You and the Company are entitled to rely upon this letter and
are irrevocably authorized to produce this letter or a copy hereof to any
interested party in any administrative or legal proceedings or official inquiry
with respect to the matters covered hereby. Defined terms used herein without
definition have the respective meanings provided in Regulation S.
Very truly yours,
[Name of Transferor]
By:
--------------------------------------
[Authorized Signatory]
F-2
EXHIBIT G
[FORM OF SUBSIDIARY GUARANTEE]
Each undersigned Guarantor (as defined in the Indenture
referred to in the Security upon which this notation is endorsed and each
referred to as the "Guarantor," which term includes any successor person under
the Indenture) unconditionally guarantees on a senior basis as set forth in the
Indenture (such guarantee by the Guarantor being referred to herein as a
"Subsidiary Guarantee") (i) the due and punctual payment of the principal of and
interest on the Securities, whether at maturity, by acceleration or otherwise,
the due and punctual payment of interest on the overdue principal and interest,
if any, on the Securities, to the extent lawful, and the due and punctual
performance of all other obligations of the Company to the Holders or the
Trustee all in accordance with the terms set forth in Article Ten of the
Indenture and (ii) in case of any extension of time of payment or renewal of any
Securities or any of such other obligations, that the same will be promptly paid
in full when due or performed in accordance with the terms of the extension or
renewal, whether at stated maturity, by acceleration or otherwise.

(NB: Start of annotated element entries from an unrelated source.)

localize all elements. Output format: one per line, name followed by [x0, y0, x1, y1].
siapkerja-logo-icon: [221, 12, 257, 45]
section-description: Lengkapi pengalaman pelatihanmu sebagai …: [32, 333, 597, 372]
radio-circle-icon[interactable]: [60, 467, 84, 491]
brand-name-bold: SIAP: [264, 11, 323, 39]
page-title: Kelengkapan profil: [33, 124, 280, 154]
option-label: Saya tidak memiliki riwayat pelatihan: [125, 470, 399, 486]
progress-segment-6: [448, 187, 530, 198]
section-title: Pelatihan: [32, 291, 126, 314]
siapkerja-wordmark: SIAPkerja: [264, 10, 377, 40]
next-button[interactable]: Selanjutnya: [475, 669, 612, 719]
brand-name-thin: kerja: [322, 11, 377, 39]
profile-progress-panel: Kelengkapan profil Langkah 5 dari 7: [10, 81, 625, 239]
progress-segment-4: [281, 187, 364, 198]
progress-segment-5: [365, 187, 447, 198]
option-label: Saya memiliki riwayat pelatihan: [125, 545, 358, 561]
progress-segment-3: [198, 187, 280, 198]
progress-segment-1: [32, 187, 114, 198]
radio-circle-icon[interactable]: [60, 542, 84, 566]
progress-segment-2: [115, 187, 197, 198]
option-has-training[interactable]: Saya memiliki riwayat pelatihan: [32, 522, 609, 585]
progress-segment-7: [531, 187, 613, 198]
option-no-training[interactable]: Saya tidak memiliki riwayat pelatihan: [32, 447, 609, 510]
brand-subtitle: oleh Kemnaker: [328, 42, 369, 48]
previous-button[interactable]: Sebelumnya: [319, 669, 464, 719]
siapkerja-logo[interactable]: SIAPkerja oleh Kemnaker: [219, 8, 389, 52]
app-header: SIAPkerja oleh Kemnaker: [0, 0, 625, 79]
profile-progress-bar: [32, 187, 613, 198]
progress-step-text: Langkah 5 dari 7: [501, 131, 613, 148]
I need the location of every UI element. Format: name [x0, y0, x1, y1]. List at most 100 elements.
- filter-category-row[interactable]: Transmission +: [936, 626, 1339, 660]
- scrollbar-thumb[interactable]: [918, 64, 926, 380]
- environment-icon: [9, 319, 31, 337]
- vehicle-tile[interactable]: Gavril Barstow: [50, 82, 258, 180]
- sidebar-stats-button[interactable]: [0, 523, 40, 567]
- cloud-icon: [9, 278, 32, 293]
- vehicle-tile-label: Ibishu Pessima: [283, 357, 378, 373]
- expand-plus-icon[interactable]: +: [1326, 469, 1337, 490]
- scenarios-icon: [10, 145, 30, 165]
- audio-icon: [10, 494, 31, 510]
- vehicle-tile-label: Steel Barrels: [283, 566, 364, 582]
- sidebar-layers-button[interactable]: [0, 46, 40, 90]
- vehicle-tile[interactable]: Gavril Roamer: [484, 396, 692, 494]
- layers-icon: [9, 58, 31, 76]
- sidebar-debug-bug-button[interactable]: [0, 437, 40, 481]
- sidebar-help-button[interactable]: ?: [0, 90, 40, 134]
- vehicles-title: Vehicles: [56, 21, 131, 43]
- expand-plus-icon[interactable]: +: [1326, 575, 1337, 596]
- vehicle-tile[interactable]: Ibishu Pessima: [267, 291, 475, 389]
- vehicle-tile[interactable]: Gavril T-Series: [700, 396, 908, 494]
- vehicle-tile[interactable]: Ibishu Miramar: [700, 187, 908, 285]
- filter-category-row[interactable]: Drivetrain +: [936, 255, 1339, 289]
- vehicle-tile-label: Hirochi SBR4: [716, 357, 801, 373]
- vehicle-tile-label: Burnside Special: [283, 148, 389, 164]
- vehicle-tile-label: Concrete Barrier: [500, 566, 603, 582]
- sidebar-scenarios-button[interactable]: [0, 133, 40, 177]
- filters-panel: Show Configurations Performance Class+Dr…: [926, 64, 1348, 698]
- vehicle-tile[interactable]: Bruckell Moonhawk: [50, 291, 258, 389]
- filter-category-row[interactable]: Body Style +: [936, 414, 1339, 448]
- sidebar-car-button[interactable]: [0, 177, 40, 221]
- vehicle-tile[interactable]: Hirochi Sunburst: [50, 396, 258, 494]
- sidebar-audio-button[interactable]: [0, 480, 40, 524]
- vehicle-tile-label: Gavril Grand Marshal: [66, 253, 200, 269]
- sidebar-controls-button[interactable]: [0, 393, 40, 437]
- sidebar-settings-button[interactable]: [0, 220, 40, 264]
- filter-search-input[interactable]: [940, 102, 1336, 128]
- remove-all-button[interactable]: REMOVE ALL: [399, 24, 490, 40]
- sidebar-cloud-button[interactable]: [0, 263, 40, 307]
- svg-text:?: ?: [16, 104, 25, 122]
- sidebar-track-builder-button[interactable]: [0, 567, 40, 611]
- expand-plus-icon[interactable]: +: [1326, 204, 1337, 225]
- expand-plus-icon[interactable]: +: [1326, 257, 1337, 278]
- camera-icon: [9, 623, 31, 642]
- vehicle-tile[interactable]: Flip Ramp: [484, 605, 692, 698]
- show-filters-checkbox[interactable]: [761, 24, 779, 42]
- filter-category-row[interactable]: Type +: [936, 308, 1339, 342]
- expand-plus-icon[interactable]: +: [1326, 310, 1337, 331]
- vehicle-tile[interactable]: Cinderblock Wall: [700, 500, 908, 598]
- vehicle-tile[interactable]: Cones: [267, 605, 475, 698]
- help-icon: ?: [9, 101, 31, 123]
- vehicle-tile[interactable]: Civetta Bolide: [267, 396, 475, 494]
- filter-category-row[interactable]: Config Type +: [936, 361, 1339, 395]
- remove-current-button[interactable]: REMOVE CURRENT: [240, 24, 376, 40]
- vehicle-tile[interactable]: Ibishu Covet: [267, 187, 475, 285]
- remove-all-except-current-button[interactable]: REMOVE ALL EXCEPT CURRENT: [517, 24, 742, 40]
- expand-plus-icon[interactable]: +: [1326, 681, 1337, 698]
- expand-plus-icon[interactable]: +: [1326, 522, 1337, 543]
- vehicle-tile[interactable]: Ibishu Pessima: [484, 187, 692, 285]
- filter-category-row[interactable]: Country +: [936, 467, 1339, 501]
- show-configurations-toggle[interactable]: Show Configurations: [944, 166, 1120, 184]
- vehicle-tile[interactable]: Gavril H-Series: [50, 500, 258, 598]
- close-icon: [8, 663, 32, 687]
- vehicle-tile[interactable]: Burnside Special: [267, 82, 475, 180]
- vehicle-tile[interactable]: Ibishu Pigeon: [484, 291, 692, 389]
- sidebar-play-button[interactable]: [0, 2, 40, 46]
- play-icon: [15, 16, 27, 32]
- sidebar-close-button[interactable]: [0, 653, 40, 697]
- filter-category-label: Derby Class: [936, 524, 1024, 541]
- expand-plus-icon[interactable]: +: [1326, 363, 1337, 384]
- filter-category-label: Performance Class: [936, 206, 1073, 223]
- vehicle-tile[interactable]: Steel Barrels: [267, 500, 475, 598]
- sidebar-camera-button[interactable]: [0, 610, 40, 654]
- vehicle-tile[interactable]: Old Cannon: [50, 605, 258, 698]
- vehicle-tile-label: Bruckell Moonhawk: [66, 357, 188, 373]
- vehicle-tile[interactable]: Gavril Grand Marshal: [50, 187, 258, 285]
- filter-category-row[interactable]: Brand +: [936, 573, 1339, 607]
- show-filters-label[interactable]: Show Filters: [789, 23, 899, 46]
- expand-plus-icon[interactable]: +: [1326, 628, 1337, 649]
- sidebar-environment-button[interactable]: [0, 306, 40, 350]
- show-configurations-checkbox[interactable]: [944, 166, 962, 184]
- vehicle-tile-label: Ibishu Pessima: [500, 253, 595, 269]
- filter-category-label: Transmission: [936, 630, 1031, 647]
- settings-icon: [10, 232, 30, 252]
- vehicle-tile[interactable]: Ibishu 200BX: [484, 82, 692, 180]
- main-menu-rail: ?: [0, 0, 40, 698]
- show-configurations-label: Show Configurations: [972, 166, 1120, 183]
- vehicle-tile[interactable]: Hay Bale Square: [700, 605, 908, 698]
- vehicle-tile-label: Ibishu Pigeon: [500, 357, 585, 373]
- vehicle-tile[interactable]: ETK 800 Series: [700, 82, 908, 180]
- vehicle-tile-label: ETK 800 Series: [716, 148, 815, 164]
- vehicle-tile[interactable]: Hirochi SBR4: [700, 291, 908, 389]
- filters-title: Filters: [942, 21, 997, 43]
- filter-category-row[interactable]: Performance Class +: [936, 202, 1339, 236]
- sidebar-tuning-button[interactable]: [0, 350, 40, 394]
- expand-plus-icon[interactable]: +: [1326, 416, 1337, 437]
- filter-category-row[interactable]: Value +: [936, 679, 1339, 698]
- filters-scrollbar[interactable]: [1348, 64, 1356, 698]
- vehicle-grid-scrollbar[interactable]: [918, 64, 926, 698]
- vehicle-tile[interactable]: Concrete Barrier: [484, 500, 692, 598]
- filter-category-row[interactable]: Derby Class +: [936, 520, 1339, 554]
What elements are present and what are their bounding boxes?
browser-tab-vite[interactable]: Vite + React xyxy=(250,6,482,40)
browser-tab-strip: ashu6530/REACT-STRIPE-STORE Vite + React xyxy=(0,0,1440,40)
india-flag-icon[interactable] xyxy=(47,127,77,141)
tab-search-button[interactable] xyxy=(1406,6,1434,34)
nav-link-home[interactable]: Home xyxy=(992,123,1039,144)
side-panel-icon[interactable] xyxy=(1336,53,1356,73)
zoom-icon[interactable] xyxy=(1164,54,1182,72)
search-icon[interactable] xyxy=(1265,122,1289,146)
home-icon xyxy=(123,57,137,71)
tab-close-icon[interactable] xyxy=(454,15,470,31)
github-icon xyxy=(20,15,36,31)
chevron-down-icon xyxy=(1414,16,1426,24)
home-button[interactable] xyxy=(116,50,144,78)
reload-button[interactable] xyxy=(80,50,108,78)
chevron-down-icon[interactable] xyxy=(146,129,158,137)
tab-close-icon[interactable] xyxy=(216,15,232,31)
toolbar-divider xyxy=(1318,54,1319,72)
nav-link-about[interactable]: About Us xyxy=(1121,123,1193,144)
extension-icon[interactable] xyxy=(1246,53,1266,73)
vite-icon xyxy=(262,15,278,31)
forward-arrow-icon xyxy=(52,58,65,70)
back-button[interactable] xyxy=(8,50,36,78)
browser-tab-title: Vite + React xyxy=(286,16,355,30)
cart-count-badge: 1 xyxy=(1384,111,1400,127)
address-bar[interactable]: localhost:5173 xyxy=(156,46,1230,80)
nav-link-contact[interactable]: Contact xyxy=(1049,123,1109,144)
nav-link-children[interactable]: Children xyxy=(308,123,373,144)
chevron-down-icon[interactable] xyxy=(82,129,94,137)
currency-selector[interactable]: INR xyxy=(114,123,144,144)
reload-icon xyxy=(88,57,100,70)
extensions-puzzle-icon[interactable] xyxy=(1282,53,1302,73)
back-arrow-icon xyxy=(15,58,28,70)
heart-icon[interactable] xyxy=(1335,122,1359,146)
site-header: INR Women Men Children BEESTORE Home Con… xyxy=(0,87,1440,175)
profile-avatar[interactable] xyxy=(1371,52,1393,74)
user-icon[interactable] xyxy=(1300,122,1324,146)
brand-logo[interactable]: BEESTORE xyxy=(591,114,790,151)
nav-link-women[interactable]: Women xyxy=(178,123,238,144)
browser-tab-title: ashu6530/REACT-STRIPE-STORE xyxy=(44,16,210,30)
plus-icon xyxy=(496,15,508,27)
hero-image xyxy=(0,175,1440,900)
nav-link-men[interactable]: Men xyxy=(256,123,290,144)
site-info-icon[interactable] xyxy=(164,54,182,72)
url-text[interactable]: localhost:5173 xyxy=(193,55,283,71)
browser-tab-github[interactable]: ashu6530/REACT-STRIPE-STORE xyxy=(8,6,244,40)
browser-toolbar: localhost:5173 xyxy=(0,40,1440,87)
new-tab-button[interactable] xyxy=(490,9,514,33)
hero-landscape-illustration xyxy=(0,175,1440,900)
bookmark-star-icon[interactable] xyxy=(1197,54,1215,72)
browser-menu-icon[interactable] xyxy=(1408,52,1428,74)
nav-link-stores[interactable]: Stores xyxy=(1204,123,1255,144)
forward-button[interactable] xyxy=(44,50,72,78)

No stockholder, officer, director or incorporator, as such,
past, present or future, of the Guarantor shall have any liability under the
Subsidiary Guarantee by reason of his or its status as such stockholder,
officer, director or incorporator.
The Subsidiary Guarantee shall not be valid or obligatory for
any purpose until the certificate of authentication on the Securities upon which
the Subsidiary Guarantee is noted shall have been executed by the Trustee under
the Indenture by the manual signature of one of its authorized officers.